Stay informed with free updates
Simply sign up for the Artificial Intelligence myFT Digest, delivered straight to your inbox.
The author is a professor of computer science at the University of Montreal and founder of the Quebec Artificial Intelligence Institute Mira.
The lack of internal deliberation, or thinking ability, has long been considered one of the main weaknesses of artificial intelligence. The scale of recent advances by OpenAI, creators of ChatGPT, is debatable within the scientific community. However, many of my expert colleagues and I believe that we may be on the cusp of closing the gap with human-level reasoning.
Researchers have long argued that traditional neural networks, the dominant approach to AI, are more consistent with “System 1” cognition. This corresponds to a direct or intuitive answer to a question (such as when automatically recognizing faces). On the other hand, human intelligence also relies on “System 2” cognition. This involves internal reflection and allows for powerful forms of reasoning (such as when solving a math problem or planning something in detail). This allows you to combine pieces of knowledge in a coherent yet novel way.
OpenAI’s advances, while not yet fully public, are based on a form of AI explored internally using the o1 Large Language Model (LLM).
Improved reasoning would address two major weaknesses in current AI: inconsistent answers and the ability to plan and achieve long-term goals. The former is important in scientific applications, and the latter is essential for creating autonomous agents. Both can potentially enable critical applications.
The principles behind reasoning were central to AI research in the 20th century. Early success stories include DeepMind’s AlphaGo, the first computer system to beat a human champion at the ancient Asian game of Go, in 2015, and more recently AlphaProof, which deals with mathematical subjects.

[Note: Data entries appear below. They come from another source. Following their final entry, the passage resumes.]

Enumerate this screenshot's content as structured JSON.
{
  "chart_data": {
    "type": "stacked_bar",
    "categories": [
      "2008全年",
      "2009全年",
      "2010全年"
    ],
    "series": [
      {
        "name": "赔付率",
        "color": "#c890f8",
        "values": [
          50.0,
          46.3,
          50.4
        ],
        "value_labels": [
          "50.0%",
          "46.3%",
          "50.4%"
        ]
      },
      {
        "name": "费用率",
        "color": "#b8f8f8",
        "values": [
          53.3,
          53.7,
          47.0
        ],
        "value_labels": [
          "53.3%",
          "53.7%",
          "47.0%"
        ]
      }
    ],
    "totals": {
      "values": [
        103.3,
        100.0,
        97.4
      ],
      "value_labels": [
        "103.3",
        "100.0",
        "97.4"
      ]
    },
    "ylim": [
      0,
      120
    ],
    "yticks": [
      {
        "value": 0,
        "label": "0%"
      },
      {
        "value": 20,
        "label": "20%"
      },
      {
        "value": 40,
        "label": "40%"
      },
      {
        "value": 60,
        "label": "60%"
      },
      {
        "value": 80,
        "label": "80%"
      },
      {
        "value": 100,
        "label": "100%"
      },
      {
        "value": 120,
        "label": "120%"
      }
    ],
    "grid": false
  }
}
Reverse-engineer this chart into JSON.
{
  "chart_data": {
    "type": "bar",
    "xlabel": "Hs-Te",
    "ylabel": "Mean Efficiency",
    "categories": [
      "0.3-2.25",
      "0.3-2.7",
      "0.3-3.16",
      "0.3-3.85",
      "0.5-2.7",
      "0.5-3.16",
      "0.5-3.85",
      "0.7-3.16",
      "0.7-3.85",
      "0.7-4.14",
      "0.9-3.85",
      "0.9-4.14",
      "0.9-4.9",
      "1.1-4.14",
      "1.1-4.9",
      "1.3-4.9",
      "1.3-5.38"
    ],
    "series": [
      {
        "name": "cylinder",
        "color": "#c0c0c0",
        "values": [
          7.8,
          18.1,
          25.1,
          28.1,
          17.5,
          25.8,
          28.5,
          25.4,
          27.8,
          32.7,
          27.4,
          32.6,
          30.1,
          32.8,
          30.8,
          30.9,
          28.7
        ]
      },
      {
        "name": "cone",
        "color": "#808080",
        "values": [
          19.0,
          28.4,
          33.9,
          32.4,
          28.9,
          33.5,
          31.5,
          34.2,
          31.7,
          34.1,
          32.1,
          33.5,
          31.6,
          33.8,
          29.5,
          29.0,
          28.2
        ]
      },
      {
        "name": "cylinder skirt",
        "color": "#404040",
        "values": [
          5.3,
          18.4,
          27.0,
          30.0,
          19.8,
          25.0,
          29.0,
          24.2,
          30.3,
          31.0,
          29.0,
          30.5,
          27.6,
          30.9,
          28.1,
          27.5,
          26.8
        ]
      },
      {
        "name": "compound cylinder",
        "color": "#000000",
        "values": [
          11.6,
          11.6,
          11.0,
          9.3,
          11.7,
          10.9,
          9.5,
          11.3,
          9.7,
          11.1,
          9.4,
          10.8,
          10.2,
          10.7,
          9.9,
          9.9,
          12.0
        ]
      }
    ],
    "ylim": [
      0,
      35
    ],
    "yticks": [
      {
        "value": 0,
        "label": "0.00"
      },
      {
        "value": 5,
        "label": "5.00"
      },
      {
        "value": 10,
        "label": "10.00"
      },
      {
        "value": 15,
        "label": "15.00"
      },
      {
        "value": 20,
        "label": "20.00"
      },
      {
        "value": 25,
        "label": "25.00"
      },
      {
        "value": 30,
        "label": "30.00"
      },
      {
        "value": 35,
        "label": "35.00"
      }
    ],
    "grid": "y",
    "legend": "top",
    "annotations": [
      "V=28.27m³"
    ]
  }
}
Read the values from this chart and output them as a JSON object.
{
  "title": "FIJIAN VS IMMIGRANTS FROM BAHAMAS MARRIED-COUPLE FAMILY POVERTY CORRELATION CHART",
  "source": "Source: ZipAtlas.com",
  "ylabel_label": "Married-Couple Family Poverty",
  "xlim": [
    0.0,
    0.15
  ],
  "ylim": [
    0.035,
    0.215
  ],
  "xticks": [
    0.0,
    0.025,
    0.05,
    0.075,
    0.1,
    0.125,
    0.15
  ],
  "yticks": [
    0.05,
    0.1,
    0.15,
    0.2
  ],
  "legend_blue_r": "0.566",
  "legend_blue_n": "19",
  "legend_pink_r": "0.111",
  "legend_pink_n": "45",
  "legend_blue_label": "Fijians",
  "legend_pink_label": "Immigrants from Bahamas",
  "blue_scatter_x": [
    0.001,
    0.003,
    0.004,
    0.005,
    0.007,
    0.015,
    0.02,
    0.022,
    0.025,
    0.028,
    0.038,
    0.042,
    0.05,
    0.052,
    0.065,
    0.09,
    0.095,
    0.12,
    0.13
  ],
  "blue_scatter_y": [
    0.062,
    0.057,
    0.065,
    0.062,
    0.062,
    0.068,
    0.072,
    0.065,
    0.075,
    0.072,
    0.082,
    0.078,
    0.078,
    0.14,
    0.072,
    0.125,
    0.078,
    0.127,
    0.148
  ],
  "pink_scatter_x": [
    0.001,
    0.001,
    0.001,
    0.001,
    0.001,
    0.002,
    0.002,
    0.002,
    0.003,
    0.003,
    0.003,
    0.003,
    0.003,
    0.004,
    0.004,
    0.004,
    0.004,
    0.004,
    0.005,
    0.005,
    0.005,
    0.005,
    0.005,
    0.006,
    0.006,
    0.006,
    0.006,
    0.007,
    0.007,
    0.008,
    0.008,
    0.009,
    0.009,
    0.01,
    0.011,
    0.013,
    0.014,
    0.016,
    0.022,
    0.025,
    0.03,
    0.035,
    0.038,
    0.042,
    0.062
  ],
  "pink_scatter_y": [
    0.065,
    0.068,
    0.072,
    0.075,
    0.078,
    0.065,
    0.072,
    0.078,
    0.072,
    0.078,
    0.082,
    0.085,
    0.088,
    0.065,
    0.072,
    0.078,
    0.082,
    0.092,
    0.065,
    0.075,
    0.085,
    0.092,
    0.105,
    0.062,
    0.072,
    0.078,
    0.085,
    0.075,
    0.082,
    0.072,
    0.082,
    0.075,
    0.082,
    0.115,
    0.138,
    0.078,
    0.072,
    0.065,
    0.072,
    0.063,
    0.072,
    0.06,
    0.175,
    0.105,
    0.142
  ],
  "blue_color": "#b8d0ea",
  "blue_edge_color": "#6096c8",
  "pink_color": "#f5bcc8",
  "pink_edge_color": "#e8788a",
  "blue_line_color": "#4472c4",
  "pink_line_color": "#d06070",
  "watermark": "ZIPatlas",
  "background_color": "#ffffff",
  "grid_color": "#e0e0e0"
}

Here, the neural network learns how to predict the usefulness of an action. Such “intuition” is used to efficiently search and plan possible courses of action.
However, AlphaGo and AlphaProof require very specialized knowledge (of the game of Go and specific mathematical domains, respectively). What remains unclear is how to combine the breadth of knowledge and strong reasoning and planning skills of a modern LLM.
Some progress has been made. Already, LLMs produce better answers to complex questions when asked to create a train of thought that leads to an answer.
OpenAI’s new ‘o’ series takes this idea even further and requires far more computing resources, or energy. Very long chains of thought train you to “think” better.
We therefore see a new form of computational scaling emerging. Not only more training data and larger models, but also more time spent “thinking” about the answer. This greatly improves your ability in tasks that require reasoning, such as mathematics, computer science, and the broader sciences.
For example, OpenAI’s previous model GPT-4o only scored around 13 percent on the 2024 American Mathematics Olympiad (AIME test), while o1 reached an 83 percent mark and ranked among the top 500 students in the country. I entered.
Even if successful, there are significant risks to consider. We still don’t know how to reliably tune and control AI. For example, the o1 evaluation showed an increased ability to deceive humans. This is a natural result of improving your goal-achieving skills. It is also concerning that o1’s ability to support the creation of biological weapons exceeds OpenAI’s own risk thresholds by low to medium. According to the company, this is the highest acceptable level (it may be interested in keeping concerns low).
Unlocking reasoning and agency is considered a major milestone on the path to human-level AI, also known as artificial general intelligence. Therefore, there is a strong economic incentive for large companies to cut corners on safety as they compete toward this goal.
o1 is probably just the first step. Although you are good at many reasoning and mathematical tasks, your long-term plans seem to be unfulfilled. o1 struggles with more complex planning tasks, suggesting there is still work to be done to achieve the autonomy desired by AI companies.
But as programming and scientific capabilities improve, it is anticipated that these new models could accelerate research into AI itself. This could allow us to reach human-level intelligence sooner than expected. Advances in inference capabilities make it increasingly urgent to regulate AI models to protect the public.